Globalization has significantly affected the business perspective of many American companies by expanding markets. Corporations that were previously selling their goods exclusively in the Unites States are now able to trade their products internationally. Until the beginning of 1990s, the majority of American companies produced their goods domestically. However, when the markets of the People’s Republic of China became opened to the rest of the world, the US businesses have gained a possibility to take advantage of the far cheaper labor force. This phenomenon is referred to as outsourcing. Cheaper labor has significantly decreased the costs of produced goods and, in turn, contributed to larger profits of American companies (Parry, 2001).
Outsourcing has made American companies more competitive in the international marketplace and positively affected people in other countries through creating new jobs. Between 1991 and 2000, the U.S. companies have created approximately 3 million jobs in other countries. In addition, contrary to a common opinion that outsourcing increases domestic unemployment, they also created about 5 million jobs for Americans (Parry, 2001). These figures show that a job created overseas does not necessarily mean one is not created in the United States. Expanding a network in an overseas country often involves hiring more employees in the U.S too – managers, experts in logistics, IT, and R&D.

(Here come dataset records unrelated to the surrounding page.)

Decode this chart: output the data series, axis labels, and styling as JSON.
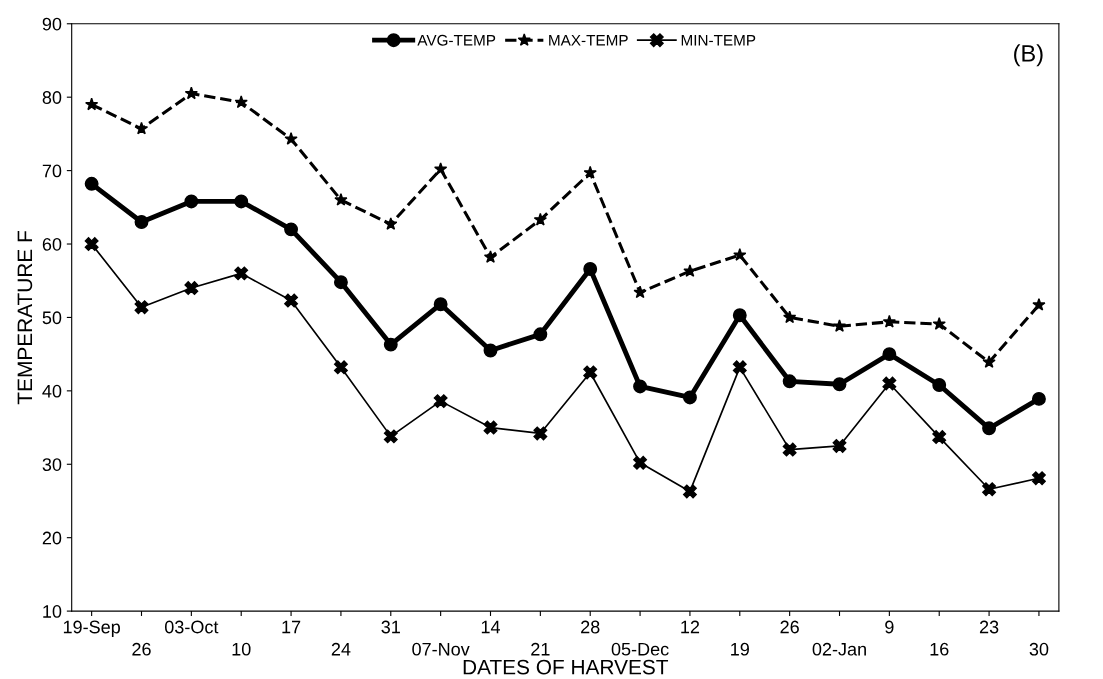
{
  "chart_data": {
    "type": "line",
    "xlabel": "DATES OF HARVEST",
    "ylabel": "TEMPERATURE F",
    "categories": [
      "19-Sep",
      "26",
      "03-Oct",
      "10",
      "17",
      "24",
      "31",
      "07-Nov",
      "14",
      "21",
      "28",
      "05-Dec",
      "12",
      "19",
      "26",
      "02-Jan",
      "9",
      "16",
      "23",
      "30"
    ],
    "series": [
      {
        "name": "AVG-TEMP",
        "color": "#000000",
        "marker": "circle",
        "line_style": "solid",
        "values": [
          68.2,
          63,
          65.8,
          65.8,
          62,
          54.8,
          46.3,
          51.8,
          45.5,
          47.7,
          56.6,
          40.6,
          39.1,
          50.3,
          41.3,
          40.9,
          45,
          40.8,
          34.9,
          38.9
        ]
      },
      {
        "name": "MAX-TEMP",
        "color": "#000000",
        "marker": "star",
        "line_style": "dashed",
        "values": [
          79,
          75.7,
          80.5,
          79.3,
          74.3,
          66,
          62.7,
          70.2,
          58.2,
          63.3,
          69.7,
          53.4,
          56.3,
          58.5,
          50,
          48.8,
          49.4,
          49.1,
          43.9,
          51.7
        ]
      },
      {
        "name": "MIN-TEMP",
        "color": "#000000",
        "marker": "cross",
        "line_style": "solid",
        "values": [
          60,
          51.4,
          54,
          56,
          52.3,
          43.2,
          33.8,
          38.6,
          35,
          34.2,
          42.5,
          30.2,
          26.3,
          43.2,
          32,
          32.5,
          41,
          33.7,
          26.6,
          28.1
        ]
      }
    ],
    "ylim": [
      10,
      90
    ],
    "yticks": [
      10,
      20,
      30,
      40,
      50,
      60,
      70,
      80,
      90
    ],
    "grid": false,
    "legend": "top",
    "annotations": [
      "(B)"
    ]
  }
}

However, globalization has had its adverse affects, as well. One of them is the increasing income inequality, particularly observed in developing countries. Several recently conducted studies confirm that states, rapidly integrating with the world economy, are experiencing an increasing gap between poor and rich population. However, the rates of economic growth in these countries are extremely high, which subsequently decreases the number of people living in poverty (Hansen, 2011).